In order to generate one pound of beef, more than 2,400 gallons of water are used – enough to fill 50 bathtubs. (The Atlantic)
5. The changing regulatory environment for Burger King brings uncertainty to its business model.
Burger King remains at the mercy of the policymakers, politicians and lawmakers in the geographical regions where it operates. This poses a risk as a change in law or regulation may decrease the profitability of the fast-food sector of a region, which may impact the viability of a business model like that of Burger King. Should policymakers choose to tax certain food products, like diabetes-causing sugar, or sodium-rich foods, this will have a direct impact on Burger King’s profitability.

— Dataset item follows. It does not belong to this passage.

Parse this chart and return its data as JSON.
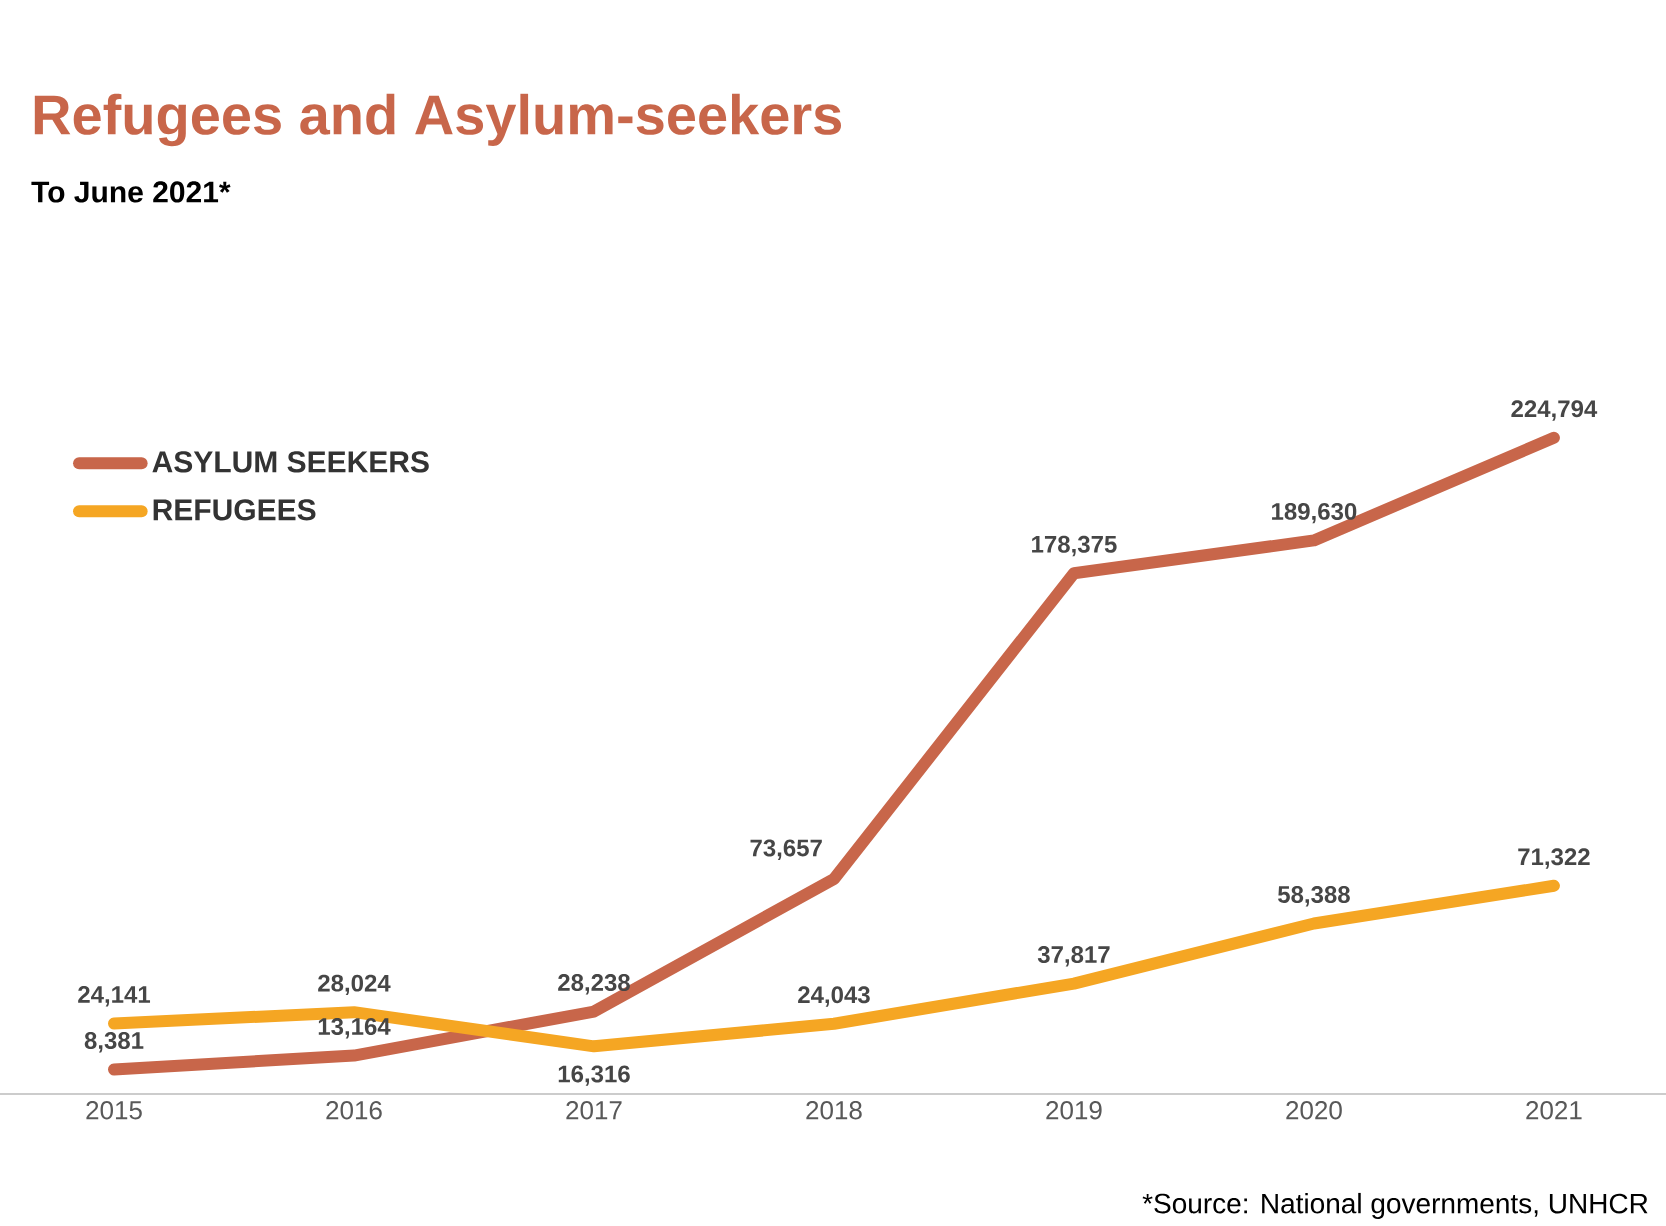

The United States Food and Drug Administration regulates 78% of the United States’ food supply, regulating over 300,000 restaurant chain establishments and 35,000 fresh produce farms. (U.S. Food and Drug Administration)
Burger King retains an exceptionally strong market position in the global fast-food industry. Going forward, the global trends are moving toward cleaner eating habits, and the market is seeking a more sustainable solution to its nutritional requirements. It’s evident that through its product expansion, Burger King has its finger on the pulse, and is well-positioned to move forward with the times.